Knowledge transfer achievements include completion of collaborative investigations leading to the following published (or under review) manuscripts:
• “Pre-diagnosis insulin-like growth factor-I and risk of epithelial invasive ovarian cancer by histological subtypes: A collaborative re-analysis from the Ovarian Cancer Cohort Consortium” was accepted at Cancer, Causes and Control (Ose et al. 2017) and “Androgens and ovarian cancer risk by subtype: Results from the Ovarian Cancer Cohort Consortium” is under revision at Cancer Research (Ose et al, under review). Dr. Jennifer Ose included these world-wide pooling projects as part of her doctoral thesis.
• A book chapter titled “Obesity and Breast Cancer”, co-authored with German Cancer Research Center Division of Cancer Epidemiology scientists (Fortner et al, 2016)
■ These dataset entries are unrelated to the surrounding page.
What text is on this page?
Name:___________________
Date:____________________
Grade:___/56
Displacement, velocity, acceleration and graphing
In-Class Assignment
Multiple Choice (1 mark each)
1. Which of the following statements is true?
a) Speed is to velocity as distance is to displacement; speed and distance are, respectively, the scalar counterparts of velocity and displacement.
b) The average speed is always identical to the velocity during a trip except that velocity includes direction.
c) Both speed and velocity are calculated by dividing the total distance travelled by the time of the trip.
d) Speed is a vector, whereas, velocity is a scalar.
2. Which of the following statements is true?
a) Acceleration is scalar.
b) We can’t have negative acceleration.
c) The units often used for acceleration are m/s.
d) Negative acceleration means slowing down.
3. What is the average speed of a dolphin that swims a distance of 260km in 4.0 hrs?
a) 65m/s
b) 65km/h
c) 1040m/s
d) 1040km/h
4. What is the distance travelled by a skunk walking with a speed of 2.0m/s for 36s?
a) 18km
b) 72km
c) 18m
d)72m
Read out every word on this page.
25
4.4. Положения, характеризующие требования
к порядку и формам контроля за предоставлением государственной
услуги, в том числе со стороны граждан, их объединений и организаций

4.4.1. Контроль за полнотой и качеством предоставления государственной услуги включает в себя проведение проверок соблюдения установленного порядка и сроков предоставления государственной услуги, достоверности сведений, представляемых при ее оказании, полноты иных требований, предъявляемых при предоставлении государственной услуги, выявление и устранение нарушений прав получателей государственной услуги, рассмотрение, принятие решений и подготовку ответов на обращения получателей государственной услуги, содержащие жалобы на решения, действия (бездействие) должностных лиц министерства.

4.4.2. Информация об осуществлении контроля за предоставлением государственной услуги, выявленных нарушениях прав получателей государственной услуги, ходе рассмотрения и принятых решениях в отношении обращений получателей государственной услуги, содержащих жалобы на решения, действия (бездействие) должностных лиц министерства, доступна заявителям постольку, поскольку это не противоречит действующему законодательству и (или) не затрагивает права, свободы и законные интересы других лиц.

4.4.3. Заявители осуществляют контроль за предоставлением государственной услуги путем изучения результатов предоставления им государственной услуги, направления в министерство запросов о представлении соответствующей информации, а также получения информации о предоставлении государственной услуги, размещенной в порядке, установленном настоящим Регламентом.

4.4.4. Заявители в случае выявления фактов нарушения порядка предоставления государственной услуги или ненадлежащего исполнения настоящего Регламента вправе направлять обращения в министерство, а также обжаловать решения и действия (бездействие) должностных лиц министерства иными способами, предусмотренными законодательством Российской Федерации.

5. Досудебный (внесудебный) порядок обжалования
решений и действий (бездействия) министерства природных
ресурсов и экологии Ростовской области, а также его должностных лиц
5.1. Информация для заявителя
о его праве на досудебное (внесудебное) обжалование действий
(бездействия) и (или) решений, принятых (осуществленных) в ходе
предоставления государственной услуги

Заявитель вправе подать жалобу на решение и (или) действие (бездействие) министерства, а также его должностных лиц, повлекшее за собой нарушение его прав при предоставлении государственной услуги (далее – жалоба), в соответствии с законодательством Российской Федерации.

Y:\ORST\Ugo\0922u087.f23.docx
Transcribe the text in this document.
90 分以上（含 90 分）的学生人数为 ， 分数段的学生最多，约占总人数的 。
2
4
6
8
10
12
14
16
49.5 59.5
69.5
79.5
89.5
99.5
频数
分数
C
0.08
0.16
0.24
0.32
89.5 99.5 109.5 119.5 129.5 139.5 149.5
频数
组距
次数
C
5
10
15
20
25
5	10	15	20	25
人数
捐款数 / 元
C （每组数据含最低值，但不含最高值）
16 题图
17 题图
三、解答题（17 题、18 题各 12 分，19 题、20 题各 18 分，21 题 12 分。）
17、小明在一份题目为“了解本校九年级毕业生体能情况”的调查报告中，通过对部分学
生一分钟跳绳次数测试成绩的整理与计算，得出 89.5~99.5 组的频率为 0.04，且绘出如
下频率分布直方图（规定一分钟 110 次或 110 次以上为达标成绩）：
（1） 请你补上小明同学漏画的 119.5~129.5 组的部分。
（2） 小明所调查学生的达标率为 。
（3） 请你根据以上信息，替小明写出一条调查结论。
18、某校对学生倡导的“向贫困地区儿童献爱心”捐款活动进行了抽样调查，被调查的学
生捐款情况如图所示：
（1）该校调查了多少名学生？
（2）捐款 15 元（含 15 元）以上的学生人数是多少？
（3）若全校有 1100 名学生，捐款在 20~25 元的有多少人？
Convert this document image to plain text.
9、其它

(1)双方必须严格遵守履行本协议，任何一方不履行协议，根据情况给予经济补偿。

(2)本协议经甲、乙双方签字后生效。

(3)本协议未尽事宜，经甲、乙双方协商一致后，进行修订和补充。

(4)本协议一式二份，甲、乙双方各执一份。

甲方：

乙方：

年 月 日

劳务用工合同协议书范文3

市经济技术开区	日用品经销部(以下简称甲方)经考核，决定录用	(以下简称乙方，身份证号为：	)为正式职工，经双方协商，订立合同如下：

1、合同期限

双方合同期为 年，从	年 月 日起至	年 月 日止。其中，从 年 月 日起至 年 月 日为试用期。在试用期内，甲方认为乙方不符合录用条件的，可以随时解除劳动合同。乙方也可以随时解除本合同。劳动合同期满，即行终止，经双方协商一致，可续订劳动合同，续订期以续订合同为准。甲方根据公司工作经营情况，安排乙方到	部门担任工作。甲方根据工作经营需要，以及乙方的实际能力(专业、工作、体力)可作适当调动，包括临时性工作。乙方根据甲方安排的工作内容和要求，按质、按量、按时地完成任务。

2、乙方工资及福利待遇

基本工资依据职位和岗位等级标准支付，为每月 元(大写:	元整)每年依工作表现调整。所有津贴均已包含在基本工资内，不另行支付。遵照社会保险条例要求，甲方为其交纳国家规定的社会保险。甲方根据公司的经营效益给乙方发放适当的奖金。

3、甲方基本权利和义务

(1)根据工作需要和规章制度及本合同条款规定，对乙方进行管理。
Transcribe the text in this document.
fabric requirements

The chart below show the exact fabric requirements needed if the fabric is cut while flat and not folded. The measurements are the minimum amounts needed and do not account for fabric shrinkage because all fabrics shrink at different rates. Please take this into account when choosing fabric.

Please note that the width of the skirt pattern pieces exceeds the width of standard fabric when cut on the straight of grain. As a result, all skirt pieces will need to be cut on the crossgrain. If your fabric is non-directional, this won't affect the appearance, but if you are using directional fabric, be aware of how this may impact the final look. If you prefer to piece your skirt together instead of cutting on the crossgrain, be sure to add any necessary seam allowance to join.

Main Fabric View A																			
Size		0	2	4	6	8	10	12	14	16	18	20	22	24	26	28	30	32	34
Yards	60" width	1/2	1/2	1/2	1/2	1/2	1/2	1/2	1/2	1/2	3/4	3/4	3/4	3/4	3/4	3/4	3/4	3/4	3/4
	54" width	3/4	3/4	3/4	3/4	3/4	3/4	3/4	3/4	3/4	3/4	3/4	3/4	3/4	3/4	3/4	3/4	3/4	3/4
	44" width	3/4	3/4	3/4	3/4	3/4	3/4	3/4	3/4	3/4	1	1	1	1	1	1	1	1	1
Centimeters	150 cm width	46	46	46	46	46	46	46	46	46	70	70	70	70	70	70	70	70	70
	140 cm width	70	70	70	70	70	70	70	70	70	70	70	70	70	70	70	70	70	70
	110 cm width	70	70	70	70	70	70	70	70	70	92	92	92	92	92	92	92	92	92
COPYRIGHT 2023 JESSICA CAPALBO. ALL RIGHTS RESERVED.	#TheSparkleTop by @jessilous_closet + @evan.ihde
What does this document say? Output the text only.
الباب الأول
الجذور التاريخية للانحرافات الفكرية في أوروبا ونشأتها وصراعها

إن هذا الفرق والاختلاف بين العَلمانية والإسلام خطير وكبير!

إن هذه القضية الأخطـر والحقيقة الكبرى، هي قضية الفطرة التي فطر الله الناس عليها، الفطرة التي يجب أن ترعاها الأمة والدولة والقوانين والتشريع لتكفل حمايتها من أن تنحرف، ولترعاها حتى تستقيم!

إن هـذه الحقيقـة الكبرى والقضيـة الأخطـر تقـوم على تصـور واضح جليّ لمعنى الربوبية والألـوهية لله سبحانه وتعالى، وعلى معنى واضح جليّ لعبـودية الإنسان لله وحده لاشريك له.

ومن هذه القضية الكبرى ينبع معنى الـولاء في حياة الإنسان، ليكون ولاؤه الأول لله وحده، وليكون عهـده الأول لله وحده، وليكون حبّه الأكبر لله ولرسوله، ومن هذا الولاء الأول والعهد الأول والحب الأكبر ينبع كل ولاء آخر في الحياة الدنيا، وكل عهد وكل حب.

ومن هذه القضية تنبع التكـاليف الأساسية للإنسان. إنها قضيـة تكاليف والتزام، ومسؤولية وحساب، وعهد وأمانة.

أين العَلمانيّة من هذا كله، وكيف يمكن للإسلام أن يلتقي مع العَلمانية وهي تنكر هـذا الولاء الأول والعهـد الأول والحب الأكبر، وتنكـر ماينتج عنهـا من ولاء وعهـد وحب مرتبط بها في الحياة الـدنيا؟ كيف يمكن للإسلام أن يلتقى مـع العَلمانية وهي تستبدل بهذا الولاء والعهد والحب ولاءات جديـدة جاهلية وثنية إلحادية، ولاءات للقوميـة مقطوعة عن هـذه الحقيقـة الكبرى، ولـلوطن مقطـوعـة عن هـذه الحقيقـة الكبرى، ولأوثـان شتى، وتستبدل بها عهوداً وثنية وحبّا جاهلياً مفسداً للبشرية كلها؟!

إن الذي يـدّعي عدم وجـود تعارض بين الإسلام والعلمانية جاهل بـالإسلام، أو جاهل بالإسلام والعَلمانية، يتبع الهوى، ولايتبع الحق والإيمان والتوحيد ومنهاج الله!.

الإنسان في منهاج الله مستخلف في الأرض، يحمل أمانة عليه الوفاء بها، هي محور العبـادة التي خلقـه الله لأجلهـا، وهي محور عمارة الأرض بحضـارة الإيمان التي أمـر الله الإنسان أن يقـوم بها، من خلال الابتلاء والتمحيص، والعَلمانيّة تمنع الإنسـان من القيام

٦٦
• Two manuscripts investigating the potential gain in discrimination between cases and controls realized by integrating circulating hormone concentrations into existing risk prediction models. These manuscripts were co-first authored by Dr. Fortner and statistician Dr. Anika Hüsing. “Endometrial cancer risk prediction including serum-based biomarkers: results from the EPIC cohort” was published in the International Journal of Cancer (Fortner et al, 2017). The revision of “Added value of serum hormone measurements in risk prediction models for breast cancer for women not using menopausal hormone therapy” is in press at Clinical Cancer Research (Hüsing et al. 2017).
• “Human Chorionic Gonadotropin Does Not Correlate with Risk for Maternal Breast Cancer: Results from the Finnish Maternity Cohort”, a cooperation with the Finnish Maternity Cohort, published in Cancer Research (Fortner et al. 2017)
Expected Final Results and Impact
The research project provided the first large-scale prospective study on the RANK-axis in breast cancer risk. We identified OPG as a novel risk marker for ER- breast cancer, the breast cancer subtype few known risk factors, and no targeted treatments. Our research has a translational component, as the RANK axis is targetable pharmacologically, with denosumab, a US-FDA approved drug for osteoporosis which acts as a decoy receptor for RANKL. Our group is expanding its work on the RANK-axis. Using the data generated through this project, we are currently investigating the association between pre-diagnosis OPG and sRANKL and breast cancer survival. To our knowledge, this is the first investigation of its kind, and may lead to new strategies to improve breast cancer survival. An extension of this investigation on breast cancer survival is being initiated within a patient cohort. Our completed project on RANK-axis members throughout pregnancy is critical to inform the interpretation of our ongoing work in the FMC. Our ongoing study on breast cancer risk in the FMC will provide the first data on the RANK-axis in pregnancy and subsequent breast cancer risk in the mother. A breast cancer diagnosis in the years following pregnancy has a disproportionately negative impact on a young family. This research will improve our knowledge on the etiology of this disease, thus improving our ability to predict risk, develop targeted screening programs, and inform prophylactic and treatment strategies.